You're smart guys. I know it. I've read your stuff. You're still voting. I want to read what you guys think of the goalies.
Agreed on all fronts. Even just a quick once-over of the candidates from some of our quieter participants would be appreciated. For example...

- Tom Barrasso: I greatly appreciate that he turned out well considering how he was thrown to the wolves right out of high school. How many 18 year olds even started in the NHL, and how many of those weren't negatively impacted by that in their development? We've got one up for voting right now, and the list doesn't go much longer than that. Such an up and down career, though, and I value consistency a lot. I'll hold off on him for now.

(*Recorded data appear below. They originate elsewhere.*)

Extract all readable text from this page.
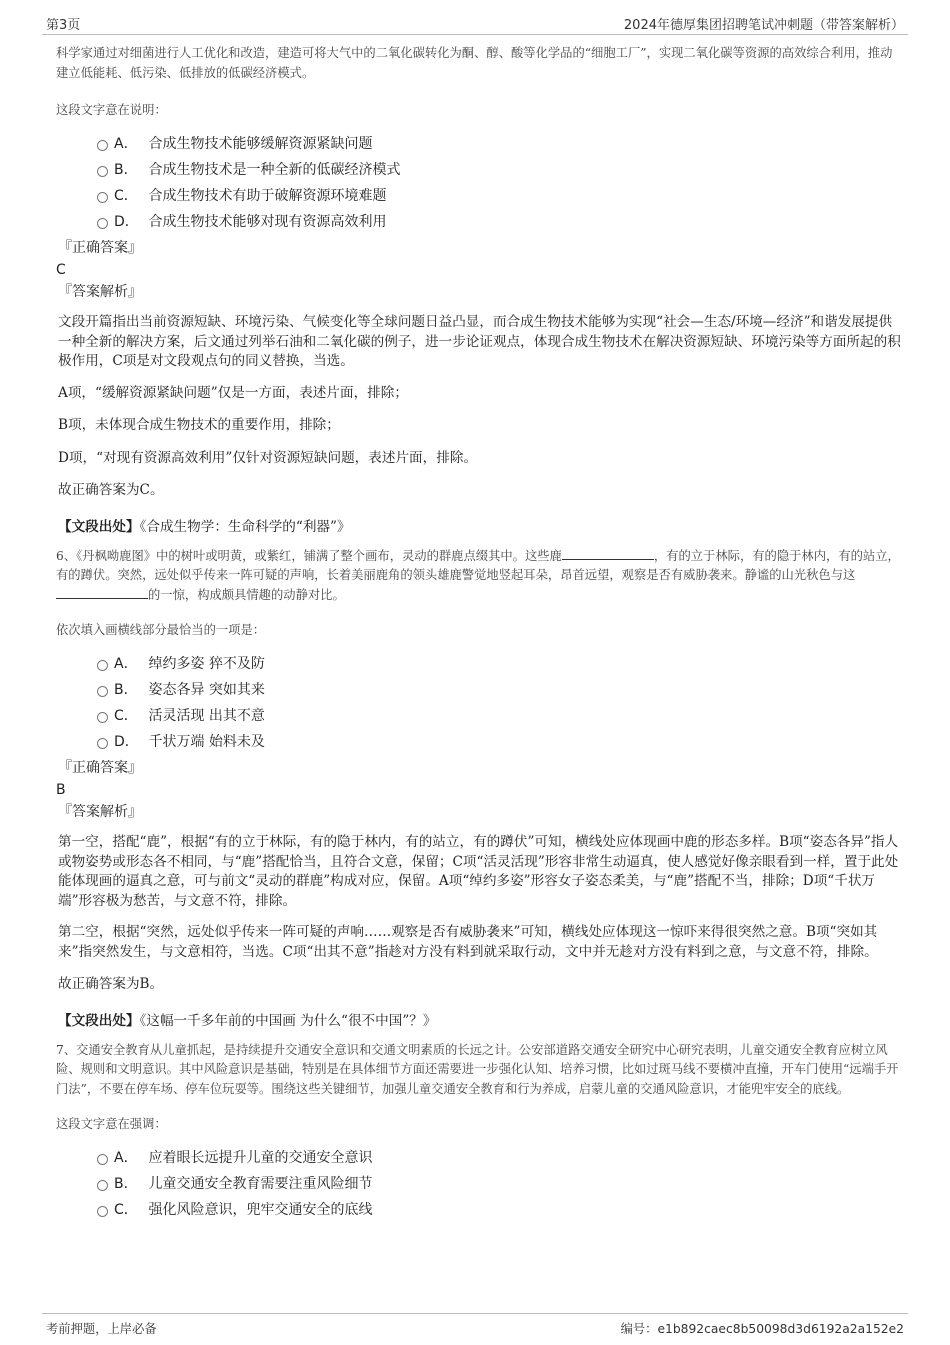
第3页	2024年德厚集团招聘笔试冲刺题（带答案解析）

科学家通过对细菌进行人工优化和改造，建造可将大气中的二氧化碳转化为酮、醇、酸等化学品的“细胞工厂”，实现二氧化碳等资源的高效综合利用，推动建立低能耗、低污染、低排放的低碳经济模式。

这段文字意在说明：

A． 合成生物技术能够缓解资源紧缺问题
B． 合成生物技术是一种全新的低碳经济模式
C． 合成生物技术有助于破解资源环境难题
D． 合成生物技术能够对现有资源高效利用

『正确答案』

C

『答案解析』

文段开篇指出当前资源短缺、环境污染、气候变化等全球问题日益凸显，而合成生物技术能够为实现“社会—生态/环境—经济”和谐发展提供一种全新的解决方案，后文通过列举石油和二氧化碳的例子，进一步论证观点，体现合成生物技术在解决资源短缺、环境污染等方面所起的积极作用，C项是对文段观点句的同义替换，当选。

A项，“缓解资源紧缺问题”仅是一方面，表述片面，排除；

B项，未体现合成生物技术的重要作用，排除；

D项，“对现有资源高效利用”仅针对资源短缺问题，表述片面，排除。

故正确答案为C。

【文段出处】《合成生物学：生命科学的“利器”》

6、《丹枫呦鹿图》中的树叶或明黄，或紫红，铺满了整个画布，灵动的群鹿点缀其中。这些鹿	，有的立于林际，有的隐于林内，有的站立，有的蹲伏。突然，远处似乎传来一阵可疑的声响，长着美丽鹿角的领头雄鹿警觉地竖起耳朵，昂首远望，观察是否有威胁袭来。静谧的山光秋色与这的一惊，构成颇具情趣的动静对比。

依次填入画横线部分最恰当的一项是：

A． 绰约多姿 猝不及防
B． 姿态各异 突如其来
C． 活灵活现 出其不意
D． 千状万端 始料未及

『正确答案』

B

『答案解析』

第一空，搭配“鹿”，根据“有的立于林际，有的隐于林内，有的站立，有的蹲伏”可知，横线处应体现画中鹿的形态多样。B项“姿态各异”指人或物姿势或形态各不相同，与“鹿”搭配恰当，且符合文意，保留；C项“活灵活现”形容非常生动逼真，使人感觉好像亲眼看到一样，置于此处能体现画的逼真之意，可与前文“灵动的群鹿”构成对应，保留。A项“绰约多姿”形容女子姿态柔美，与“鹿”搭配不当，排除；D项“千状万端”形容极为愁苦，与文意不符，排除。

第二空，根据“突然，远处似乎传来一阵可疑的声响……观察是否有威胁袭来”可知，横线处应体现这一惊吓来得很突然之意。B项“突如其来”指突然发生，与文意相符，当选。C项“出其不意”指趁对方没有料到就采取行动，文中并无趁对方没有料到之意，与文意不符，排除。

故正确答案为B。

【文段出处】《这幅一千多年前的中国画 为什么“很不中国”？》

7、交通安全教育从儿童抓起，是持续提升交通安全意识和交通文明素质的长远之计。公安部道路交通安全研究中心研究表明，儿童交通安全教育应树立风险、规则和文明意识。其中风险意识是基础，特别是在具体细节方面还需要进一步强化认知、培养习惯，比如过斑马线不要横冲直撞，开车门使用“远端手开门法”，不要在停车场、停车位玩耍等。围绕这些关键细节，加强儿童交通安全教育和行为养成，启蒙儿童的交通风险意识，才能兜牢安全的底线。

这段文字意在强调：

A． 应着眼长远提升儿童的交通安全意识
B． 儿童交通安全教育需要注重风险细节
C． 强化风险意识，兜牢交通安全的底线
考前押题，上岸必备	编号：e1b892caec8b50098d3d6192a2a152e2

- Tony Esposito: I find the arguments against him to be pretty compelling. The film study plus his record against stronger competition is a tough sell. One without the other wouldn't sway me much, but together they make a lot of sense to me. But as was said last round, him being available for voting at this late juncture shows that he's already been penalized plenty for this. It's probably been posted already somewhere and I'm just forgetting because it's late, but how much worse did he perform statistically versus the best teams compared to his contemporaries?

- Grant Fuhr: I've always found it tough to look past how Team Canada kept coming back to him in big spots. Was his rep really just a product of Gretzky's Oilers?

- George Hainsworth: I already offered my thoughts on Honeyboy in the last thread. For twenty years, he was good, and that's pretty much it. And that's coming in a pre-forward pass era where I'm not sure being consistently good was as difficult as it'd be in later eras.

- Hap Holmes: A similar story as Hainsworth - long and consistent career, questions about how great he was. But Holmes was surely buoyed a bit by Jack Walker, maybe the second best defensive player on his era, always tagging along with him (or was it Holmes who was doing the tagging along? hmm).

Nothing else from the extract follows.